Why you should care that 'Selfie' got canceled
Okay, cards on the table: I was not a huge fan of ABC’s Selfie when it premiered earlier this fall. In fact, here’s what I wrote about the show in EW’s Oct. 3 issue:
This spin on Pygmalion centers on Eliza Dooley (onetime Doctor Who companion Karen Gillan), a social-media-obsessed sales rep whose self-absorption masks a kind heart. Likewise, it seems that there could be a decent show trapped within Selfie; Gillan and her haughty Henry Higgins, John Cho, have nice chemistry, and creator Emily Kapnek boasts an enviable comedy résumé (Parks and Recreation, Suburgatory). Too bad the show’s cruel sense of humor and reliance on instantly dated references (“Make like Elsa and let it go”) may very well drive away viewers before they can see what Selfie and Eliza become. C
That would’ve been my last word on the subject—if I hadn’t started watching the series again on a whim last week. An hour and a half later, I had devoured the five episodes that had aired since the pilot—and discovered, much to my delight, that Selfie was actually becoming the series I wished it had been in the first place.
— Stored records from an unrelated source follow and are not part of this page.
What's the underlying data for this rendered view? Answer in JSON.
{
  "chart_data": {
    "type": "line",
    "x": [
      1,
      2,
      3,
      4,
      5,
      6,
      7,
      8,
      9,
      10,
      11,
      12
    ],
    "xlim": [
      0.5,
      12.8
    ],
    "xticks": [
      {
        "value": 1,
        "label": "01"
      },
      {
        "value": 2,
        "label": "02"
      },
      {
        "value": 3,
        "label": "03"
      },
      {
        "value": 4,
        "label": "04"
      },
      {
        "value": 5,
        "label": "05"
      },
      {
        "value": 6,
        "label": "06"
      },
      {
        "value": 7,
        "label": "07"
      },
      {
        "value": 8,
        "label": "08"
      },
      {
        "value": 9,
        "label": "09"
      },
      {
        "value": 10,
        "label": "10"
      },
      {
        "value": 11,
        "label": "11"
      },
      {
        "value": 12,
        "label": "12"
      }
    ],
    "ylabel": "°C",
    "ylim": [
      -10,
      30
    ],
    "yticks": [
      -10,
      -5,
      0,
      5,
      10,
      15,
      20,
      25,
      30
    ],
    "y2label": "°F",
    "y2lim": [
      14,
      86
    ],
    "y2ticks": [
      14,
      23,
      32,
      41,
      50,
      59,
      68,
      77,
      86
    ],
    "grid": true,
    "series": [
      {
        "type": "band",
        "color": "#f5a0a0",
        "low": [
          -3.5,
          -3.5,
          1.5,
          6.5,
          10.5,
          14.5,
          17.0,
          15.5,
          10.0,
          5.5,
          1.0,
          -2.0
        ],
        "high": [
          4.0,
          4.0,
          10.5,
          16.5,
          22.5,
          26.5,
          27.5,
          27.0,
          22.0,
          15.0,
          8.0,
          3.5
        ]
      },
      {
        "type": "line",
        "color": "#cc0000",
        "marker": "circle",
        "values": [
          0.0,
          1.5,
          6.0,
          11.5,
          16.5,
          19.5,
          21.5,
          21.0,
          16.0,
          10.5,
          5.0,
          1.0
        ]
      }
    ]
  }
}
The next day, word broke that ABC was canceling the show. Don’t it always seem to go that you don’t know what you’ve got ’til it’s gone?
Don’t get me wrong; Selfie is still far from perfect. Some of Eliza’s quips come across as more canned than clever; the title’s still about as unappealing as Trophy Wife times Cougar Town; it’s not exactly the sort of show that reinvents the sitcom wheel.
But over the past six weeks, Selfie has managed to transcend its initial premise—”THE INTERNET IS MAKING US MONSTERS”—to become something less gimmicky and more character-based. Eliza’s gone from one-note Instamonster to a lovable narcissist in the vein of 30 Rock‘s Jenna Maroney (except she’s more of a human being than the star of TGS); Henry’s become a lot like Parks and Recreation‘s Ben Wyatt, a stern stick-in-the-mud who learns to let loose thanks to a good woman. Their interactions are always entertaining and, occasionally, scorching hot. Exhibit A:
I’ll pause so you can rewind a few times.
Plus, unlike some of this fall’s other failed romantic comedy experiments—including ABC’s not-so-dearly-departed Manhattan Love Story and NBC’s A to Z—the lead couple’s relationship isn’t the only reason to watch Selfie. (Although, to be fair, it’s definitely the main reason.) Eliza and Henry are surrounded by a fairly dynamic ensemble that probably would have only grown richer if it’d had a chance to—Da’Vine Joy Randolph’s deceptively sharp receptionist Charmonique, David Harewood’s stately but goofy boss Sam Saperstein, Samm Levine’s genial office schlemiel Terrence, Giacomo Gianniotti’s easygoing bro Freddy (who’s a far cry from the lovestruck dolt his character is based on). Each represents a type we’ve seen on TV before—but Selfie‘s execution is strong enough to keep them from feeling like stale retreads of sitcoms past. Much of the credit for this belongs to Kapnek and her team of writers, who have made this show one of the fall’s strongest new comedies on a purely joke-by-joke level.
The internet culture that has so enthralled Eliza Dooley tends to divide everything into two discrete categories: the best things ever and epic fails. Selfie doesn’t really fit into that binary; at this point in its run, it’s neither awful nor amazing. It is, however, a show that’s firmly on the upswing—and I’m bummed to see it cut down just when it was starting to realize its potential.
Want to see what I mean? Give the show a second chance by tuning in tonight at 8 p.m.; it could be one of your last chances to watch Selfie in its natural habitat. Go ahead and try not to be drawn in by Eliza and Henry’s banter—I won’t tell anyone if you, too, end up being charmed.